About Gainey Capital Corp.
Gainey Capital is a gold and silver exploration and development company exploring an aggregate of 18,766 hectares strategically located in the gold/silver-rich Sierra Madre Occidental Trend in western Mexico.  Additional information on Gainey Capital, its current operations and its vision is available on the Company’s website at www.gaineycapital.com or from This email address is being protected from spambots. You need JavaScript enabled to view it. .

ON BEHALF OF THE BOARD OF DIRECTORS

    “David Coburn”
David Coburn, Chief Executive Officer

For information, please contact the Company:
Phone: 604-484-5144     E-mail:  This email address is being protected from spambots. You need JavaScript enabled to view it.
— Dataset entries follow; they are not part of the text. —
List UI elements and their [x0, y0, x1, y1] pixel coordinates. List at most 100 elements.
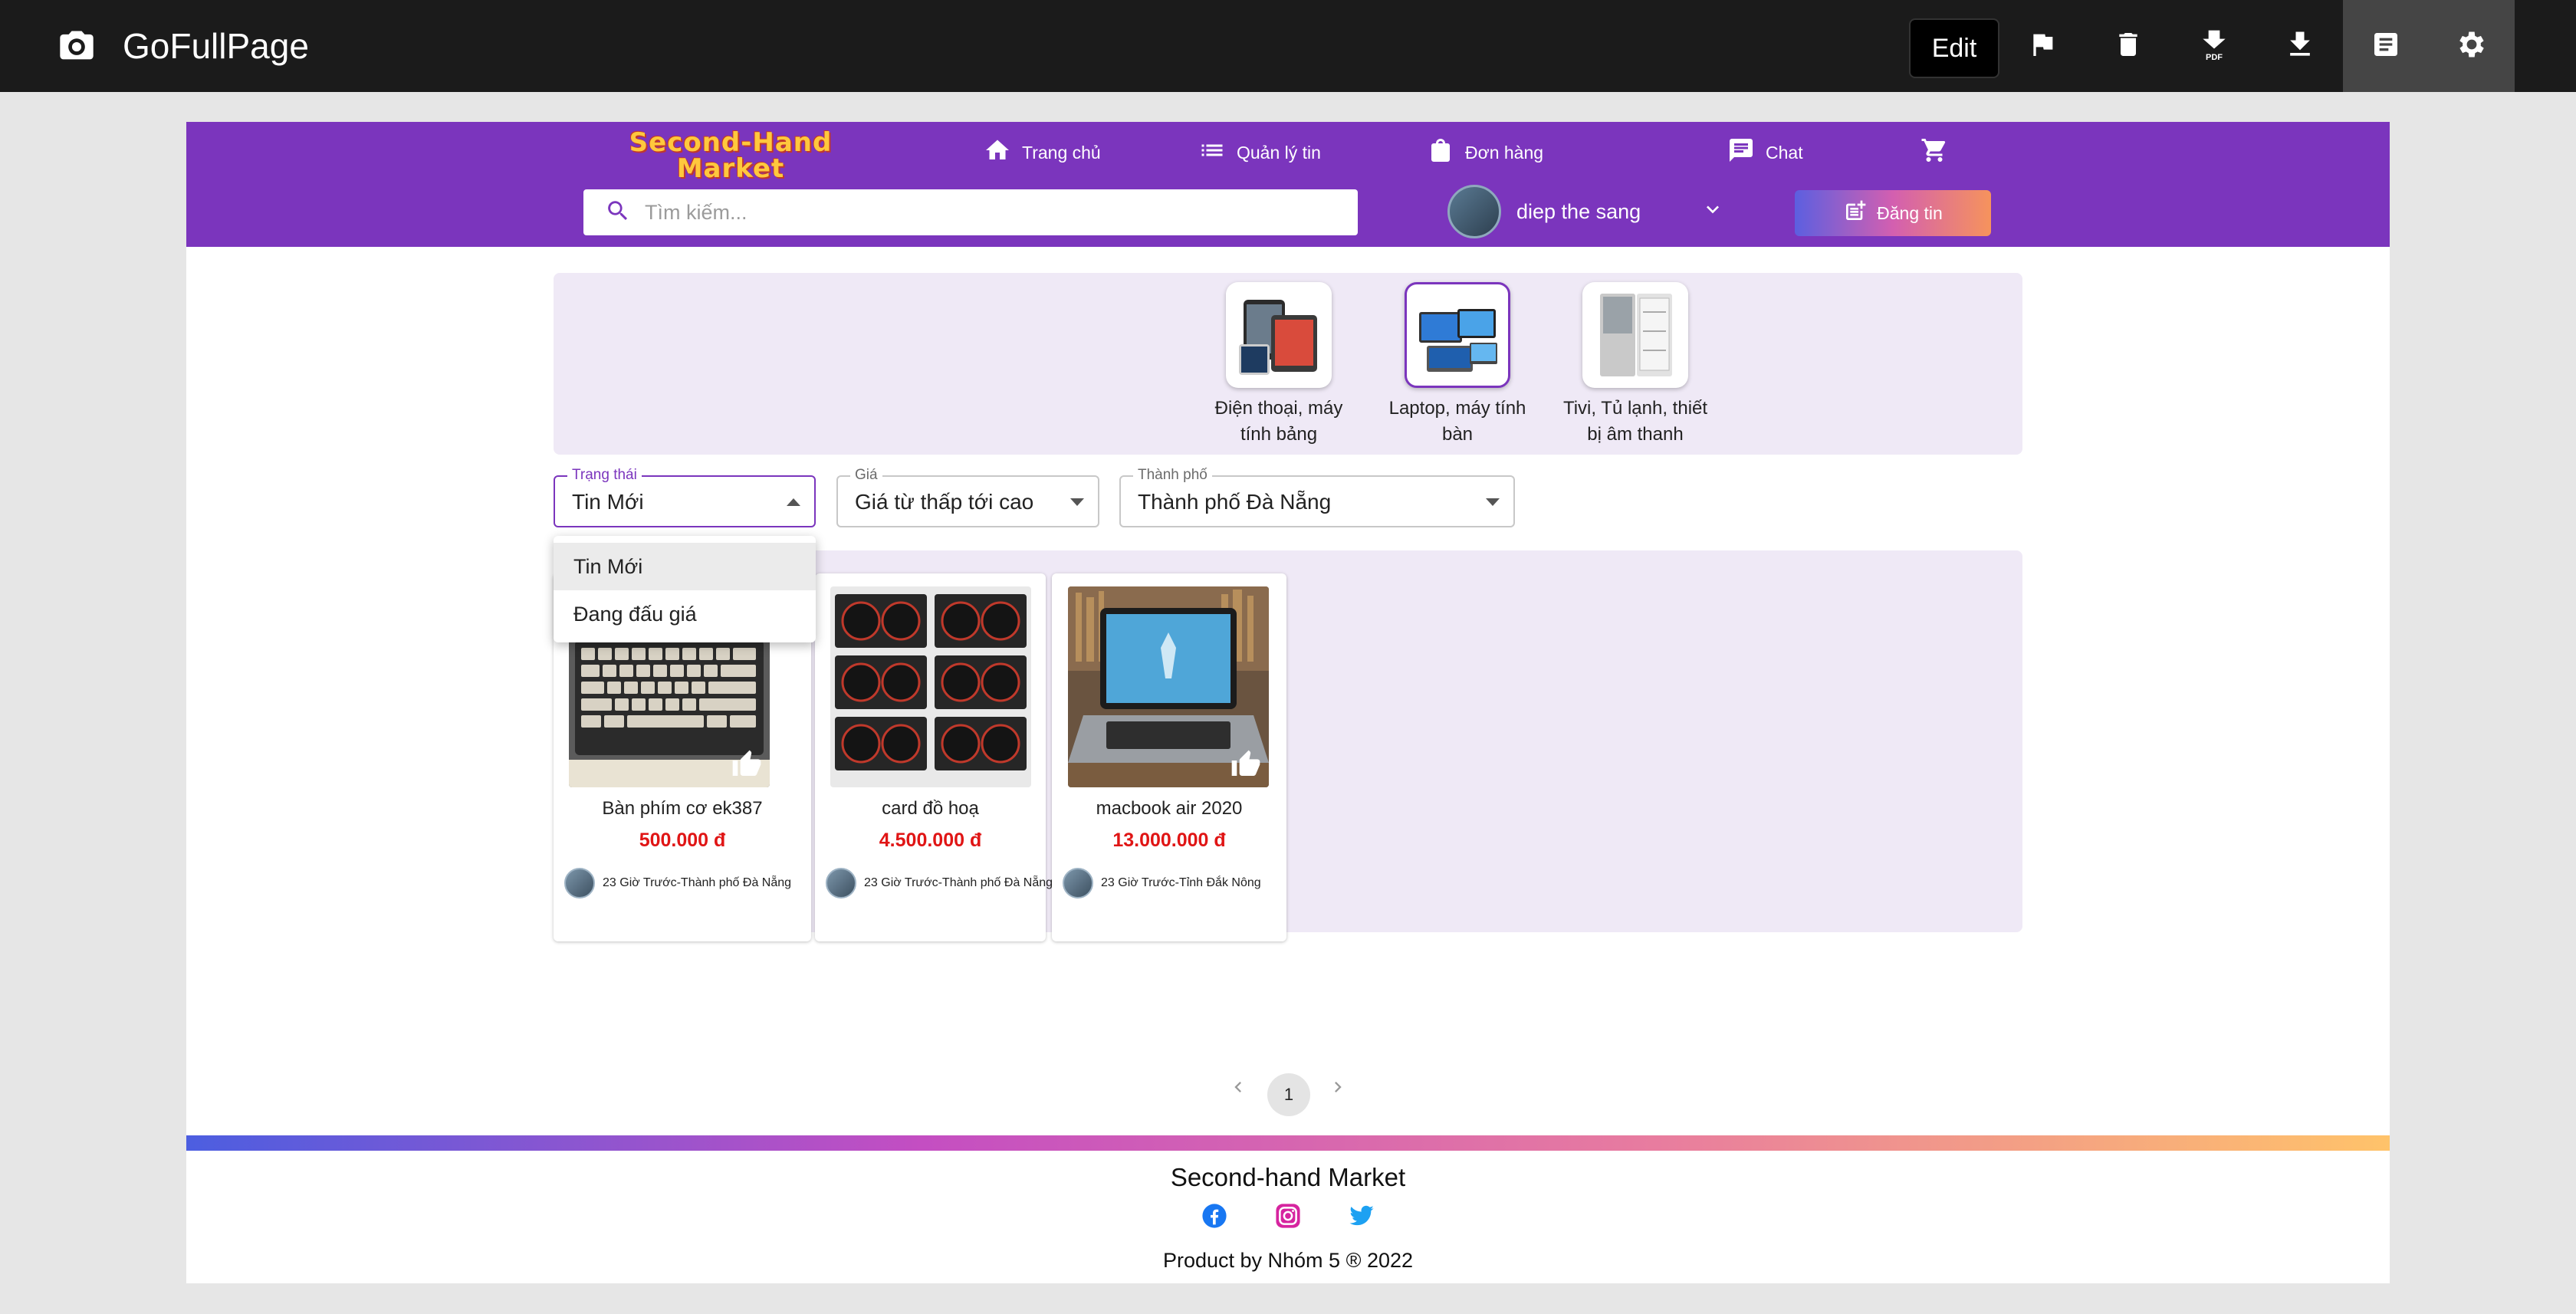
nav-manage-posts-label: Quản lý tin	[1237, 142, 1321, 163]
product-meta-text: 23 Giờ Trước-Thành phố Đà Nẵng	[603, 876, 792, 889]
chevron-left-icon	[1227, 1076, 1249, 1102]
seller-avatar	[564, 868, 595, 898]
status-option-auction[interactable]: Đang đấu giá	[554, 590, 816, 638]
brand-logo[interactable]: Second-Hand Market	[604, 130, 857, 191]
product-price: 13.000.000 đ	[1112, 829, 1226, 851]
delete-button[interactable]	[2085, 0, 2171, 92]
page-number[interactable]: 1	[1267, 1073, 1310, 1116]
city-select-value: Thành phố Đà Nẵng	[1138, 490, 1332, 514]
site-header: Second-Hand Market Trang chủ Quản lý tin…	[186, 122, 2390, 247]
product-meta: 23 Giờ Trước-Thành phố Đà Nẵng	[826, 868, 1053, 898]
product-card[interactable]: macbook air 2020 13.000.000 đ 23 Giờ Trư…	[1052, 573, 1286, 941]
category-appliances[interactable]: Tivi, Tủ lạnh, thiết bị âm thanh	[1562, 282, 1708, 448]
cart-button[interactable]	[1921, 137, 1948, 168]
price-select[interactable]: Giá Giá từ thấp tới cao	[836, 466, 1099, 527]
status-select[interactable]: Trạng thái Tin Mới	[554, 466, 816, 527]
chevron-right-icon	[1327, 1076, 1349, 1102]
caret-down-icon	[1486, 498, 1500, 506]
nav-manage-posts[interactable]: Quản lý tin	[1198, 137, 1321, 168]
twitter-icon[interactable]	[1349, 1203, 1375, 1229]
city-select[interactable]: Thành phố Thành phố Đà Nẵng	[1119, 466, 1515, 527]
product-name: Bàn phím cơ ek387	[602, 798, 763, 819]
footer-title: Second-hand Market	[1170, 1163, 1406, 1191]
status-dropdown-menu: Tin Mới Đang đấu giá	[554, 536, 816, 642]
product-card[interactable]: card đồ hoạ 4.500.000 đ 23 Giờ Trước-Thà…	[815, 573, 1053, 941]
category-laptops[interactable]: Laptop, máy tính bàn	[1385, 282, 1530, 448]
trash-icon	[2113, 29, 2144, 64]
download-icon	[2283, 28, 2317, 65]
nav-home[interactable]: Trang chủ	[984, 137, 1101, 168]
category-phones[interactable]: Điện thoại, máy tính bảng	[1206, 282, 1352, 448]
flag-button[interactable]	[1999, 0, 2085, 92]
document-button[interactable]	[2343, 0, 2429, 92]
chat-icon	[1727, 136, 1755, 169]
post-button[interactable]: Đăng tin	[1795, 190, 1991, 236]
captured-page: Second-Hand Market Trang chủ Quản lý tin…	[186, 122, 2390, 1283]
chevron-down-icon	[1700, 197, 1725, 227]
nav-orders-label: Đơn hàng	[1465, 142, 1544, 163]
price-select-label: Giá	[850, 466, 882, 485]
product-meta: 23 Giờ Trước-Tỉnh Đắk Nông	[1063, 868, 1261, 898]
instagram-icon[interactable]	[1275, 1203, 1301, 1229]
post-button-label: Đăng tin	[1877, 202, 1943, 223]
caret-up-icon	[787, 498, 800, 506]
caret-down-icon	[1070, 498, 1084, 506]
like-icon[interactable]	[731, 749, 762, 780]
status-option-new[interactable]: Tin Mới	[554, 543, 816, 590]
facebook-icon[interactable]	[1201, 1203, 1227, 1229]
nav-chat-label: Chat	[1766, 142, 1803, 163]
product-image	[830, 586, 1031, 787]
user-name: diep the sang	[1516, 199, 1641, 223]
gear-icon	[2455, 28, 2489, 65]
extension-toolbar: GoFullPage Edit PDF	[0, 0, 2576, 92]
product-price: 500.000 đ	[639, 829, 726, 851]
svg-text:PDF: PDF	[2206, 53, 2223, 61]
document-icon	[2371, 29, 2401, 64]
category-panel: Điện thoại, máy tính bảng Laptop, máy tí…	[554, 273, 2022, 455]
avatar	[1447, 185, 1501, 238]
flag-icon	[2027, 29, 2058, 64]
nav-home-label: Trang chủ	[1022, 142, 1101, 163]
category-laptops-image	[1405, 282, 1510, 388]
status-select-label: Trạng thái	[567, 466, 642, 485]
bag-icon	[1427, 136, 1454, 169]
user-menu[interactable]: diep the sang	[1447, 185, 1725, 238]
home-icon	[984, 136, 1011, 169]
product-image	[1068, 586, 1269, 787]
product-price: 4.500.000 đ	[879, 829, 982, 851]
category-phones-label: Điện thoại, máy tính bảng	[1214, 398, 1343, 445]
search-bar[interactable]	[583, 189, 1358, 235]
search-icon	[605, 198, 631, 228]
product-meta-text: 23 Giờ Trước-Tỉnh Đắk Nông	[1101, 876, 1261, 889]
category-appliances-label: Tivi, Tủ lạnh, thiết bị âm thanh	[1562, 398, 1708, 445]
social-links	[186, 1203, 2390, 1229]
pdf-download-button[interactable]: PDF	[2171, 0, 2257, 92]
product-meta: 23 Giờ Trước-Thành phố Đà Nẵng	[564, 868, 791, 898]
product-name: card đồ hoạ	[882, 798, 979, 819]
prev-page-button[interactable]	[1223, 1073, 1254, 1104]
price-select-value: Giá từ thấp tới cao	[855, 490, 1034, 514]
category-laptops-label: Laptop, máy tính bàn	[1388, 398, 1526, 445]
status-select-value: Tin Mới	[572, 490, 644, 514]
post-add-icon	[1843, 199, 1868, 228]
next-page-button[interactable]	[1322, 1073, 1353, 1104]
pdf-download-icon: PDF	[2197, 28, 2231, 65]
footer-divider	[186, 1135, 2390, 1151]
seller-avatar	[826, 868, 856, 898]
nav-chat[interactable]: Chat	[1727, 137, 1803, 168]
edit-button[interactable]: Edit	[1909, 18, 1999, 78]
camera-icon	[57, 26, 97, 66]
footer-credit: Product by Nhóm 5 ® 2022	[1162, 1249, 1414, 1272]
like-icon[interactable]	[1230, 749, 1261, 780]
settings-button[interactable]	[2429, 0, 2515, 92]
extension-title: GoFullPage	[123, 26, 309, 66]
nav-orders[interactable]: Đơn hàng	[1427, 137, 1543, 168]
city-select-label: Thành phố	[1133, 466, 1212, 485]
search-input[interactable]	[645, 200, 1319, 225]
product-name: macbook air 2020	[1096, 798, 1243, 819]
category-phones-image	[1226, 282, 1332, 388]
product-meta-text: 23 Giờ Trước-Thành phố Đà Nẵng	[864, 876, 1053, 889]
seller-avatar	[1063, 868, 1093, 898]
download-button[interactable]	[2257, 0, 2343, 92]
list-icon	[1198, 136, 1226, 169]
FORWARD LOOKING STATEMENTS: This press release may contain forward-looking statements.  Forward-looking statements are statements that are not historical facts and are generally, but not always, identified by the words “expects”, “plans”, “anticipates”, “believes”, “intends”, “estimates”, “projects”, “potential” and similar expressions, or that events or conditions “will”, “would”, “may”, “could” or “should” occur.  Although the Company believes the expectations expressed in such forward-looking statements are based on reasonable assumptions, such statements are not guarantees of future performance and actual results may differ materially from those in forward looking statements.  Forward-looking statements are based on the beliefs, estimates and opinions of the Company’s management on the date such statements were made.  The Company expressly disclaims any intention or obligation to update or revise any forward-looking statements whether as a result of new information, future events or otherwise.
    
Neither the TSX Venture Exchange nor its Regulation Services Provider (as that term is defined in the policies of the TSX Venture Exchange) has reviewed or accepts responsibility for the adequacy or accuracy of this Release.